The Liabiltiy Risk Retention Act, which authorized the formation of RRGs, exempts them from certain state regulations, a fact that the report says has led to “a regulatory environment characterized by widely varying state standards,” with some states chartering RRGs as captives. Because most captives are not subject to uniform solvency standards, state requirements in financial reporting also vary. For example, not all RRGs use the same accounting principles, which may make it hard for some regulators to assess the financial condition of RRGs operating in their state.

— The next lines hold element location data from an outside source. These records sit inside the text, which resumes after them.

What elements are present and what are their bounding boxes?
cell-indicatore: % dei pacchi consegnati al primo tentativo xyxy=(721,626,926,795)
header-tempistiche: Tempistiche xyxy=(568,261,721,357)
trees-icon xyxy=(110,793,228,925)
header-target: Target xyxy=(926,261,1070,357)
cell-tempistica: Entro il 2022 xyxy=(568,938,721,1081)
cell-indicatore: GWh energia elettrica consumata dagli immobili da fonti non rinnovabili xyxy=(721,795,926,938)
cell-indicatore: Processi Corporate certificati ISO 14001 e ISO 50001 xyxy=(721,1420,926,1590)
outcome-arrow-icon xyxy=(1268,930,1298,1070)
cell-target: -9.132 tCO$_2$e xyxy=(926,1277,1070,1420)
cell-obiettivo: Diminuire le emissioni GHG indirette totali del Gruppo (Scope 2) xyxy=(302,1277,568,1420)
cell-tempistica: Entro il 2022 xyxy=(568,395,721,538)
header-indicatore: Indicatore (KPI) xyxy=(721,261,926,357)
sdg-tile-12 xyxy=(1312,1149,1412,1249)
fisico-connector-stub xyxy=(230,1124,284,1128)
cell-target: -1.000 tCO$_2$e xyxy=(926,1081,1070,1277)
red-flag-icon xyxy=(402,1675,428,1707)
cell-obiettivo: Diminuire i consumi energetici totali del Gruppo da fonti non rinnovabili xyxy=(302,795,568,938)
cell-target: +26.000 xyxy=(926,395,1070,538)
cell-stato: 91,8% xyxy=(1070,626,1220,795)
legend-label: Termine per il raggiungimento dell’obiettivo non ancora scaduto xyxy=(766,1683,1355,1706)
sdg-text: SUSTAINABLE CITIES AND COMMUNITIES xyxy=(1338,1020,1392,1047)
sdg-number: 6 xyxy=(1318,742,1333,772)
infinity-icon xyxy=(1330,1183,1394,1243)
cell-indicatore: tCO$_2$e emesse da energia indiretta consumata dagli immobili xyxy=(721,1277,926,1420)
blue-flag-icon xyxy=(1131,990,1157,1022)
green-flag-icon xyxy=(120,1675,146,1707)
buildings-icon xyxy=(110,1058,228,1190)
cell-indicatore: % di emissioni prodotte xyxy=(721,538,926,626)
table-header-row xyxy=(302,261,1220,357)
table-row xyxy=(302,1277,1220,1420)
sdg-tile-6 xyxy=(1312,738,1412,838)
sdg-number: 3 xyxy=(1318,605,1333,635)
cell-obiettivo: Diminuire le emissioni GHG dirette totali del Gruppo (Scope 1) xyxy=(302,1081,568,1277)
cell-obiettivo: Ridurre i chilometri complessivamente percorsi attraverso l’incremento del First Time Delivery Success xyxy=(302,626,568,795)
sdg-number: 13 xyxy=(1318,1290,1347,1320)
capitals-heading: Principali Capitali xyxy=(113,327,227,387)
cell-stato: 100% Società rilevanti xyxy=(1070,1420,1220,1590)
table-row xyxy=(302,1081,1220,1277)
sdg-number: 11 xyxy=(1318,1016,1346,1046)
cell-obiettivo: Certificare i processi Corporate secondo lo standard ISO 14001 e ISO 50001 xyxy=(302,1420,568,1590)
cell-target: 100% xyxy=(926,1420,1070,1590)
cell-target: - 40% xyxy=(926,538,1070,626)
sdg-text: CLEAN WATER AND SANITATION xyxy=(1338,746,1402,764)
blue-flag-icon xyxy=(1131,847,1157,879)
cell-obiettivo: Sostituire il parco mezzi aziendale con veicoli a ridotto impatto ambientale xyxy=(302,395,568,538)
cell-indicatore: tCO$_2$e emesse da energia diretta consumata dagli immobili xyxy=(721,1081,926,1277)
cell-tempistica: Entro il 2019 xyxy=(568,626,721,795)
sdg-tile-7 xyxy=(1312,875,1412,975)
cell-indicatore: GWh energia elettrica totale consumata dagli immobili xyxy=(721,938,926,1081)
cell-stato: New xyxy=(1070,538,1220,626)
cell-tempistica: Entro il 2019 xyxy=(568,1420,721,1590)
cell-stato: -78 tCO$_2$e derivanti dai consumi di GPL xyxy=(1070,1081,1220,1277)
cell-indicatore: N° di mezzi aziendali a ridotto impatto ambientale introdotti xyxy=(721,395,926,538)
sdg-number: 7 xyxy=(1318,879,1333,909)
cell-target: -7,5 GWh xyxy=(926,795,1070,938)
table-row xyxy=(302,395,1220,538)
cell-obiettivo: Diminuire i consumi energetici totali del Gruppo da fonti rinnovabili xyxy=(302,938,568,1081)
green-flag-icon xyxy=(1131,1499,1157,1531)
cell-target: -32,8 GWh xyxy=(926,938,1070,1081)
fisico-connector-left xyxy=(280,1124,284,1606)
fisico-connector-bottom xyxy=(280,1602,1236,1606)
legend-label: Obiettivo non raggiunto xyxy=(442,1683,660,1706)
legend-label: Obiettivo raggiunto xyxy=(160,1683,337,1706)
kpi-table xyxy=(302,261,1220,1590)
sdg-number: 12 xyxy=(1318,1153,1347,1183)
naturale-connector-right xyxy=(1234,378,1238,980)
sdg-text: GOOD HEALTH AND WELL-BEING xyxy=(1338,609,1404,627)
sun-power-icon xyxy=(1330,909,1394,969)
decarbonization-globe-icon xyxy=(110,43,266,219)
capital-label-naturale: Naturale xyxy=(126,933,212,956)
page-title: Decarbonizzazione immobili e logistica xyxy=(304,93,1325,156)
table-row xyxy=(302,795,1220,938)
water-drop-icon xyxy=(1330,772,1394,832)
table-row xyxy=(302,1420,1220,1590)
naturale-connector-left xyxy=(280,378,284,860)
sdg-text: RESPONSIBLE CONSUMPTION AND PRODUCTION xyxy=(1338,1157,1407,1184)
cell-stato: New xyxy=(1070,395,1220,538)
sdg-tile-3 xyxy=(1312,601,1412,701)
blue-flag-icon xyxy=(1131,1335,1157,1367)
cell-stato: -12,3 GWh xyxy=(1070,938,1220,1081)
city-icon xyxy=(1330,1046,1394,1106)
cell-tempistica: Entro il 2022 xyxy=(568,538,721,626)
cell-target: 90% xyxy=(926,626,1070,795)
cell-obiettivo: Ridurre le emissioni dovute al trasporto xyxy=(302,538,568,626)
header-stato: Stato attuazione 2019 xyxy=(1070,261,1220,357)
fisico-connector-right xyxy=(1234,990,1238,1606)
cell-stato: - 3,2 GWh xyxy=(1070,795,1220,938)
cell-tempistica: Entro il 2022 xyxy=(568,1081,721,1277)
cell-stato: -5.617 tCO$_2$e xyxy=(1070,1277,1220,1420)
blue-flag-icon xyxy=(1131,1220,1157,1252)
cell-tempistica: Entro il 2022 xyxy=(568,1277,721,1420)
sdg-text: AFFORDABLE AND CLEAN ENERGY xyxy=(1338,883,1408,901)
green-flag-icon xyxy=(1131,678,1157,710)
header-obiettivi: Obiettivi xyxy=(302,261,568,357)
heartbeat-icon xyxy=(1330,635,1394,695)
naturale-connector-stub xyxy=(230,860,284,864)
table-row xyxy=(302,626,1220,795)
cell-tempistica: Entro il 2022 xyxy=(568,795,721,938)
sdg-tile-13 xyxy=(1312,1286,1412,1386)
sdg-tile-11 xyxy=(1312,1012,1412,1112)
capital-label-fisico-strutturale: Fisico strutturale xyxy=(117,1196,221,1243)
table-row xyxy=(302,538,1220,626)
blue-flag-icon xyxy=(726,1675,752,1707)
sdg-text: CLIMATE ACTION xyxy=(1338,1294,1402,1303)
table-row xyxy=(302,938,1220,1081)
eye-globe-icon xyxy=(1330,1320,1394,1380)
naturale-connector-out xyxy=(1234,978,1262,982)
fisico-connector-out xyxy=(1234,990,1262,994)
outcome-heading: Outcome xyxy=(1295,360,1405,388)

Further, there is some evidence that domiciliary states may be relaxing chartering or other requirements to attract RRGs, according to the GAO report.

Also, the federal LRRA act allowing RRGs does not specify governance safeguards, meaning “RRGs can be operated in ways that do not consistently protect the best interests of their insureds.” The GAO cites as an example that the law does not explicitly require that the insureds contribute capital to the RRG or recognize that outside firms typically manage RRGs. “Thus, some regulators believe that members without ‘skin in the game’ will have less interest in the success and operation of their RRG and that RRGs would be chartered for purposes other than self-insurance, such as making profits for entrepreneurs who form and finance an RRG,” the report states.

The federal law also lacks protections against potential conflicts of interest between insureds and management companies. “In fact, factors contributing to many RRG failures suggest that sometimes management companies have promoted their own interests at the expense of the insureds,” the GAO found.

“The combination of single-state regulation, growth in new domiciles, and wide variance in regulatory practices has increased the potential that RRGs would face greater solvency risks,” according to the report, which concluded that RRGs would benefit from uniform regulatory standards.

Also, because many RRGs are run by management companies, the GAO says they could benefit from corporate governance standards that would establish the insureds’ authority over management.”